Ahead of a two-day meeting that could clear the way to offer booster shots to millions more Americans, scientists from the Food and Drug Administration carefully presented the data available from Moderna and Johnson & Johnson, but did not arrive. to vigorously advocate for the authorization of an additional dose of the vaccine from either company.
In separate briefing documents, which are intended to lay out the FDA’s position before outside advisers meet Thursday and Friday, agency staff appeared to have a cautious opinion on whether booster doses are now needed.
Overall, “the data indicates that currently licensed or licensed COVID-19 vaccines in the US still provide protection against severe COVID-19 illness and death in the United States,” the FDA scientists wrote in your review of Moderna’s request for approval of a third dose.
They said the same in their review of J & J’s application, although they noted that the efficacy of the company’s single-shot vaccine was less than that of Moderna and Pfizer’s two-shot messenger RNA regimens.
However, agency staff were equally neutral in their review of Pfizer’s application last month, and the FDA ultimately authorized booster doses of that vaccine for many of the most vulnerable Americans.
Moderna had originally asked the FDA to authorize a booster dose of its vaccine for people 12 years of age and older. But the company amended its request to match what The FDA cleared the Pfizer injection on September 22.. That clearance, granted after back-and-forth meetings of advisers from both the FDA and the Centers for Disease Control and Prevention, included adults 65 and older, younger adults with underlying medical conditions, and people 18 and older. years whose “frequent institutional or occupational exposure”. puts them at greater risk.
Importantly, Moderna proposes using a third dose that is half the size of the first two. J&J, by comparison, is asking the FDA to approve a second dose that is the same as the first.
Advisers are likely to spend time Thursday and Friday discussing the security of the reinforcements. During their meeting on the authorization of the Pfizer booster, committee members focused on the risk of myocarditis, an inflammation of the heart that has been associated in rare cases with the mRNA vaccine, particularly in younger men. (COVID-19 can also cause myocarditis.)
That discussion is likely to be repeated, as a similar pattern has been seen with Moderna’s and Pfizer’s vaccines.

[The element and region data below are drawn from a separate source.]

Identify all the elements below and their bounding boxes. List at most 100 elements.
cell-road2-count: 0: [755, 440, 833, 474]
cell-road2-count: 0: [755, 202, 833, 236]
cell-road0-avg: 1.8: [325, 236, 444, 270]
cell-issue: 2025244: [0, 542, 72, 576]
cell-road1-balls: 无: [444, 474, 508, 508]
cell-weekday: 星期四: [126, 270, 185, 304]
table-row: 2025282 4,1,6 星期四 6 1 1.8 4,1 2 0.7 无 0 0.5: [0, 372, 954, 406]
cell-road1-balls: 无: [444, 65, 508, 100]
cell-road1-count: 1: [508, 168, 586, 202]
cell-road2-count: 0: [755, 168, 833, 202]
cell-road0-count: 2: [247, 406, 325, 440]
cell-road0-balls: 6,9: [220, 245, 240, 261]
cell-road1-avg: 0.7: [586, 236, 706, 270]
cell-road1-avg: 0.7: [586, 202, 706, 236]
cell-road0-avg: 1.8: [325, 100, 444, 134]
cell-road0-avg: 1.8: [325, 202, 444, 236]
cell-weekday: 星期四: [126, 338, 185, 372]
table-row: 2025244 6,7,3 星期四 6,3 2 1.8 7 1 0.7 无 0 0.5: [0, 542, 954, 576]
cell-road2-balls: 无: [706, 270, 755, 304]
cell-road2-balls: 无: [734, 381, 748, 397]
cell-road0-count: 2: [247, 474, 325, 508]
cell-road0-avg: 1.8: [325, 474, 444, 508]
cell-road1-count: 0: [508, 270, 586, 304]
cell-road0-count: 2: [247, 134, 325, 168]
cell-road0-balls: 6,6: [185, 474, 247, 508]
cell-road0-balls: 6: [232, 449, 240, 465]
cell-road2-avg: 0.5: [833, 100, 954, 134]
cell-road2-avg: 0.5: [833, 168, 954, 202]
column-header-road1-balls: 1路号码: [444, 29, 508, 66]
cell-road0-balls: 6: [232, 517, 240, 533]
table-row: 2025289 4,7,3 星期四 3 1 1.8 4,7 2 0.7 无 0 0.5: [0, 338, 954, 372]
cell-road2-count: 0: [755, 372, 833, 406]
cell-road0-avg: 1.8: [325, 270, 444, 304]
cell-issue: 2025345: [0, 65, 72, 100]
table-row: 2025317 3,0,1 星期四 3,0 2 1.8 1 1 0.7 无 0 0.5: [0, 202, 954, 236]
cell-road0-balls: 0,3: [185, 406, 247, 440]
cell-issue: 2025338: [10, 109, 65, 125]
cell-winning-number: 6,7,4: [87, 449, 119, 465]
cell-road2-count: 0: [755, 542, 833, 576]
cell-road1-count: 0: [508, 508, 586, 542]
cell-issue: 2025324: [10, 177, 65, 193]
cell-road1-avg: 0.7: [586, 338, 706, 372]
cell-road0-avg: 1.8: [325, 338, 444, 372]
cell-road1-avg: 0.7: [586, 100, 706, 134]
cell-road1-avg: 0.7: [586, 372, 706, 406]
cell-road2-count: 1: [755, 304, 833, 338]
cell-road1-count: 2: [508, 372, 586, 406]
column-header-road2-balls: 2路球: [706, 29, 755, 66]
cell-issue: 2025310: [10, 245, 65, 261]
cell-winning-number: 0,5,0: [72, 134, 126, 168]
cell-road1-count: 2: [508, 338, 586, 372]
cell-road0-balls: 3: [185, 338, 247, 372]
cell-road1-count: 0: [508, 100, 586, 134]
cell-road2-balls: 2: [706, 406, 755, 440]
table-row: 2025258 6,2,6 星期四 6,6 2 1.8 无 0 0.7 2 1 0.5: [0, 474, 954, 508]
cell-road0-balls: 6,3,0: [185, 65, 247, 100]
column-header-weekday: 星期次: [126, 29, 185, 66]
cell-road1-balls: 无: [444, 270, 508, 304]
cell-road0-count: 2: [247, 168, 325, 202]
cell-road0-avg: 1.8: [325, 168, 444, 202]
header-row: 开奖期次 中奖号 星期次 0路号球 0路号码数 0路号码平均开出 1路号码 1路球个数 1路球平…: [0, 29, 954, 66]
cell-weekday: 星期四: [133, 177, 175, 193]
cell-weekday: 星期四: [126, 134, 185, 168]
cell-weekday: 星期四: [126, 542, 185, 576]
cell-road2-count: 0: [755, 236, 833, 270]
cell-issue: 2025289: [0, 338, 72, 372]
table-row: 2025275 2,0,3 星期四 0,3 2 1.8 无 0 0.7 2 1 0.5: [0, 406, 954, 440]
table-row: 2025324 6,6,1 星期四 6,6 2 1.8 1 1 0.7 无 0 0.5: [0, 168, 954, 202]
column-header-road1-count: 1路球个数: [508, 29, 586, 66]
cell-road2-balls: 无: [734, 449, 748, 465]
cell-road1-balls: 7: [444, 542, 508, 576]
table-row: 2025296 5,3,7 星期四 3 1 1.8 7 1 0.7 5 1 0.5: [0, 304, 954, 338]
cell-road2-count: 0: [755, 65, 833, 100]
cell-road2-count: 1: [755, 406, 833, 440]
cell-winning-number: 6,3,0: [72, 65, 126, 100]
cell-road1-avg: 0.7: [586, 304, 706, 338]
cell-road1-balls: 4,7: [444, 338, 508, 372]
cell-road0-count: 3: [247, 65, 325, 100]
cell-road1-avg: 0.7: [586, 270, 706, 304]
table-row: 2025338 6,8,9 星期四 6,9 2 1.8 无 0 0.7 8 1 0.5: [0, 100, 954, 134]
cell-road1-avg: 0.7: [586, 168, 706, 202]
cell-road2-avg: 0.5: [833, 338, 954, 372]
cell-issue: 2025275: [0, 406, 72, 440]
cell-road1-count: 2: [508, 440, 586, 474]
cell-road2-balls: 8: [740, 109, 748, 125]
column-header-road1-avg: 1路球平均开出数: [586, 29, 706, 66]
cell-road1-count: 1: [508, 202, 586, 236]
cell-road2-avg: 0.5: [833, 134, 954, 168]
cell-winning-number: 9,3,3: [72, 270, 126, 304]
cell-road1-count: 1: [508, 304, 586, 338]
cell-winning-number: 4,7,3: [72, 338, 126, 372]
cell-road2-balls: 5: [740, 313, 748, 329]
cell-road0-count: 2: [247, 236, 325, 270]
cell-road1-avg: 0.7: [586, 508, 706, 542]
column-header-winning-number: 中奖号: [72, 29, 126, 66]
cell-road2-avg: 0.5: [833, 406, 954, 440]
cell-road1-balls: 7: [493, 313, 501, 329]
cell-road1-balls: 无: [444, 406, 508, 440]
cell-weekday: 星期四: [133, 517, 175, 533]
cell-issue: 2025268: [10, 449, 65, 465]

“No information is yet available on possible long-term sequelae and outcomes in affected individuals, or whether the vaccine could be associated with initially subclinical myocarditis,” the agency noted in the briefing.
Much of Moderna’s case for a booster shot, to be given six months after the second dose, is based largely on data showing antibody levels declining over time, as well as the increased threat. of the delta variant.
J&J also relies on antibody data, as well as the results of a late-stage clinical trial that tested two doses of its vaccine two months apart. Meanwhile, two immunogenicity studies looked at doses spaced two to three months after the first or six months after. The results of both showed an increase in antibody levels, although the increase was greater with the interval of six months.
Some of that data appears to have taken into account J & J’s request for a more flexible timing of a possible booster dose between two and six months after the first in people over 18 years of age.
FDA staff indicated that the agency intends to seek the advice of its advisers on the ideal timing of a second dose of J&J.
However, a more important question facing the regulator is whether the combination of booster shots could better protect people after their primary vaccination with another vaccine. That debate could be particularly relevant for the J&J vaccine, which the FDA says has an efficacy that is “consistently lower than the highest effectiveness estimates for COVID-19 mRNA vaccines.”
The committee will hear from the National Institutes of Health about a study examining the so-called heterologous push strategy. However, that presentation will take place on Friday, after the committee has been asked to vote on its recommendations for both vaccines.